Saturday, February 01, 2014

Creative Commons CC-BY confusions

This discussion on CC Mixter illustrates some common confusion about CC licenses, in this case CC-BY. The first commenter asks whether it is considered legal or ethical to take songs that have been licensed as CC-BY and compile them into an album to sell. These three commenters appear to agree that this is legal. The first commenter is not convinced that this is ethical. The second commenter suggests that while this might be legal, it would make a lot of artists mad as they likely did not understand the implications when licensing their work CC-BY. I bring up this piece of anecdotal evidence as this fits my own experience that people using CC-BY licenses do not necessarily understand the implications of doing this. I would also like to argue that the name "Creative Commons" is somewhat misleading as the cultural notion of a commons is more akin to a common resource or set of resources that is shared by a community in an equitable way, while the CC licenses facilitate exploitive as well as community use. 

CC Mixter discussion: from

First post

So I was having a discussion with someone regarding the CC licensing model and we came up with a situation which seems to be a bit of an ethical dilemma and I wanted to get the opinions of some musicians that create CC content.

So, this is specifically regarding CC-BY licensed work. The situation we were considering is someone compiling a bunch of CC-BY songs into a single album (a mix CD I guess you’d say) and selling that album (assuming they attribute the original artists as required by the license of course).

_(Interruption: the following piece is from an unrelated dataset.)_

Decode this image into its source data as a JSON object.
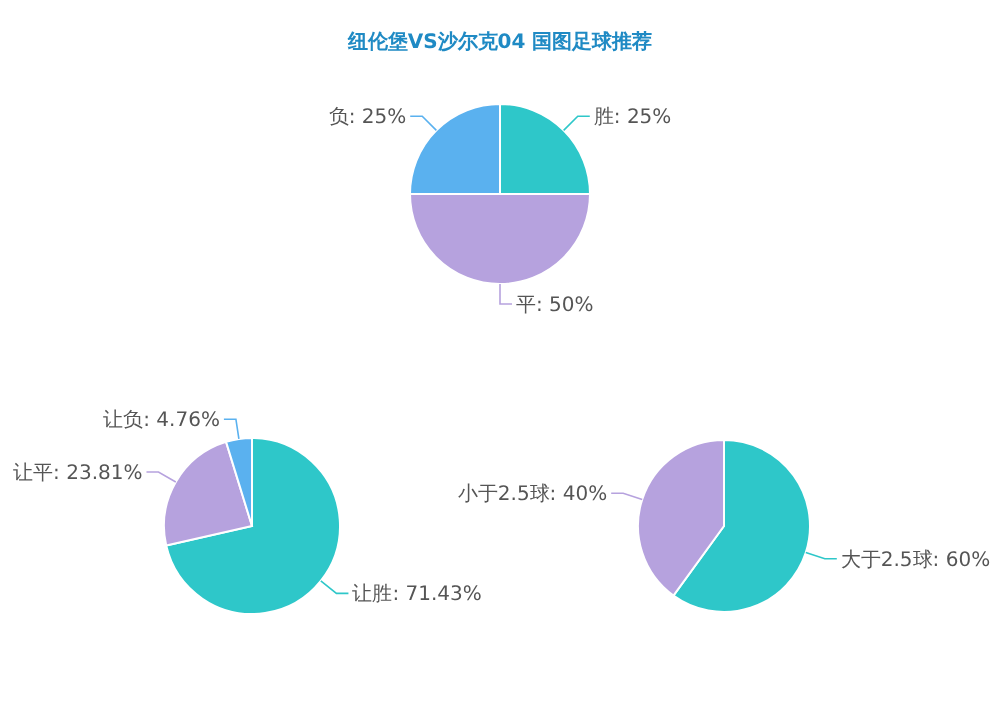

Now, based on the CC-BY license I am fairly certain that this is totally legal as there are no restrictions on what you can do with the music. The question is, is this ethical?

Comment by CC Mixter discussion participants

Commenter 1:  "It is 100% ethical, because that is precisely what the license is for.

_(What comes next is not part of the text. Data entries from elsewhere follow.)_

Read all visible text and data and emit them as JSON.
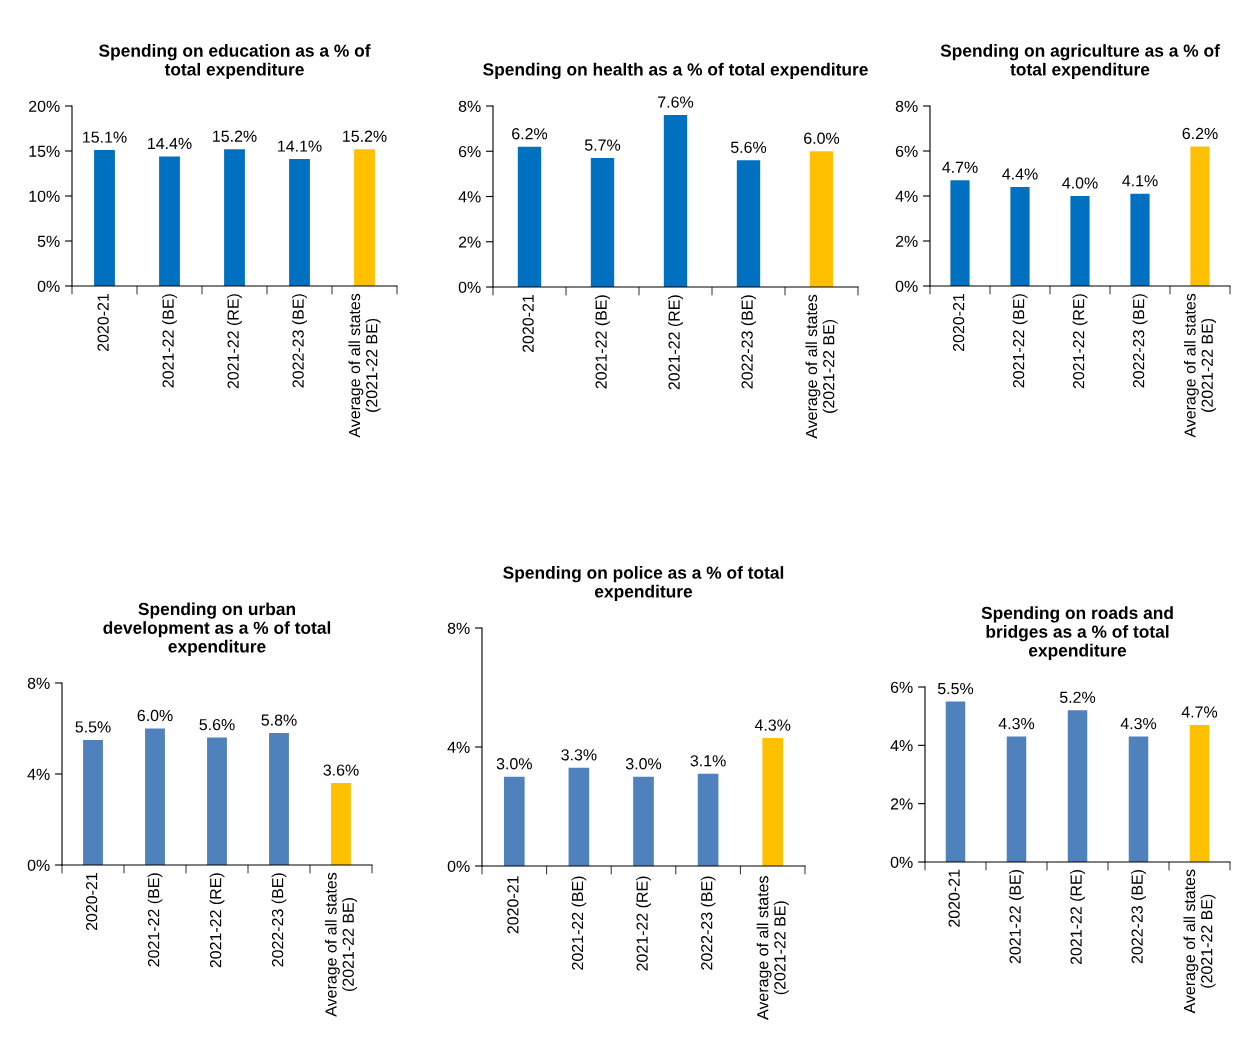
{
  "chart_data": [
    {
      "type": "bar",
      "title": "Spending on education as a % of total expenditure",
      "categories": [
        "2020-21",
        "2021-22 (BE)",
        "2021-22 (RE)",
        "2022-23 (BE)",
        "Average of all states (2021-22 BE)"
      ],
      "values": [
        15.1,
        14.4,
        15.2,
        14.1,
        15.2
      ],
      "value_labels": [
        "15.1%",
        "14.4%",
        "15.2%",
        "14.1%",
        "15.2%"
      ],
      "colors": [
        "#0070c0",
        "#0070c0",
        "#0070c0",
        "#0070c0",
        "#ffc000"
      ],
      "ylim": [
        0,
        20
      ],
      "yticks": [
        {
          "value": 0,
          "label": "0%"
        },
        {
          "value": 5,
          "label": "5%"
        },
        {
          "value": 10,
          "label": "10%"
        },
        {
          "value": 15,
          "label": "15%"
        },
        {
          "value": 20,
          "label": "20%"
        }
      ],
      "grid": false,
      "legend": false
    },
    {
      "type": "bar",
      "title": "Spending on health as a % of total expenditure",
      "categories": [
        "2020-21",
        "2021-22 (BE)",
        "2021-22 (RE)",
        "2022-23 (BE)",
        "Average of all states (2021-22 BE)"
      ],
      "values": [
        6.2,
        5.7,
        7.6,
        5.6,
        6.0
      ],
      "value_labels": [
        "6.2%",
        "5.7%",
        "7.6%",
        "5.6%",
        "6.0%"
      ],
      "colors": [
        "#0070c0",
        "#0070c0",
        "#0070c0",
        "#0070c0",
        "#ffc000"
      ],
      "ylim": [
        0,
        8
      ],
      "yticks": [
        {
          "value": 0,
          "label": "0%"
        },
        {
          "value": 2,
          "label": "2%"
        },
        {
          "value": 4,
          "label": "4%"
        },
        {
          "value": 6,
          "label": "6%"
        },
        {
          "value": 8,
          "label": "8%"
        }
      ],
      "grid": false,
      "legend": false
    },
    {
      "type": "bar",
      "title": "Spending on agriculture as a % of total expenditure",
      "categories": [
        "2020-21",
        "2021-22 (BE)",
        "2021-22 (RE)",
        "2022-23 (BE)",
        "Average of all states (2021-22 BE)"
      ],
      "values": [
        4.7,
        4.4,
        4.0,
        4.1,
        6.2
      ],
      "value_labels": [
        "4.7%",
        "4.4%",
        "4.0%",
        "4.1%",
        "6.2%"
      ],
      "colors": [
        "#0070c0",
        "#0070c0",
        "#0070c0",
        "#0070c0",
        "#ffc000"
      ],
      "ylim": [
        0,
        8
      ],
      "yticks": [
        {
          "value": 0,
          "label": "0%"
        },
        {
          "value": 2,
          "label": "2%"
        },
        {
          "value": 4,
          "label": "4%"
        },
        {
          "value": 6,
          "label": "6%"
        },
        {
          "value": 8,
          "label": "8%"
        }
      ],
      "grid": false,
      "legend": false
    },
    {
      "type": "bar",
      "title": "Spending on urban development as a % of total expenditure",
      "categories": [
        "2020-21",
        "2021-22 (BE)",
        "2021-22 (RE)",
        "2022-23 (BE)",
        "Average of all states (2021-22 BE)"
      ],
      "values": [
        5.5,
        6.0,
        5.6,
        5.8,
        3.6
      ],
      "value_labels": [
        "5.5%",
        "6.0%",
        "5.6%",
        "5.8%",
        "3.6%"
      ],
      "colors": [
        "#4f81bd",
        "#4f81bd",
        "#4f81bd",
        "#4f81bd",
        "#ffc000"
      ],
      "ylim": [
        0,
        8
      ],
      "yticks": [
        {
          "value": 0,
          "label": "0%"
        },
        {
          "value": 4,
          "label": "4%"
        },
        {
          "value": 8,
          "label": "8%"
        }
      ],
      "grid": false,
      "legend": false
    },
    {
      "type": "bar",
      "title": "Spending on police as a % of total expenditure",
      "categories": [
        "2020-21",
        "2021-22 (BE)",
        "2021-22 (RE)",
        "2022-23 (BE)",
        "Average of all states (2021-22 BE)"
      ],
      "values": [
        3.0,
        3.3,
        3.0,
        3.1,
        4.3
      ],
      "value_labels": [
        "3.0%",
        "3.3%",
        "3.0%",
        "3.1%",
        "4.3%"
      ],
      "colors": [
        "#4f81bd",
        "#4f81bd",
        "#4f81bd",
        "#4f81bd",
        "#ffc000"
      ],
      "ylim": [
        0,
        8
      ],
      "yticks": [
        {
          "value": 0,
          "label": "0%"
        },
        {
          "value": 4,
          "label": "4%"
        },
        {
          "value": 8,
          "label": "8%"
        }
      ],
      "grid": false,
      "legend": false
    },
    {
      "type": "bar",
      "title": "Spending on roads and bridges as a % of total expenditure",
      "categories": [
        "2020-21",
        "2021-22 (BE)",
        "2021-22 (RE)",
        "2022-23 (BE)",
        "Average of all states (2021-22 BE)"
      ],
      "values": [
        5.5,
        4.3,
        5.2,
        4.3,
        4.7
      ],
      "value_labels": [
        "5.5%",
        "4.3%",
        "5.2%",
        "4.3%",
        "4.7%"
      ],
      "colors": [
        "#4f81bd",
        "#4f81bd",
        "#4f81bd",
        "#4f81bd",
        "#ffc000"
      ],
      "ylim": [
        0,
        6
      ],
      "yticks": [
        {
          "value": 0,
          "label": "0%"
        },
        {
          "value": 2,
          "label": "2%"
        },
        {
          "value": 4,
          "label": "4%"
        },
        {
          "value": 6,
          "label": "6%"
        }
      ],
      "grid": false,
      "legend": false
    }
  ]
}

I strongly believe many people would be upset about it; but in most cases that would be because they didn’t understand the full implications of licensing their music as CC-BY in the first place (things like licenses being non revocable, for instance)"

Commenter 2: "Anytime I license something CC-BY, I assume that it will be used for profit by someone else. Sometimes I seek material that is CC-BY so I can add to it and possibly put it on an album… for personal profit".

This post is part of the Open Access and Creative Commons critique series detailing my work-in-progress which is designed to explain important differences between open access per se and Creative Commons licenses which provide useful tools for open access but cannot be equated with open access.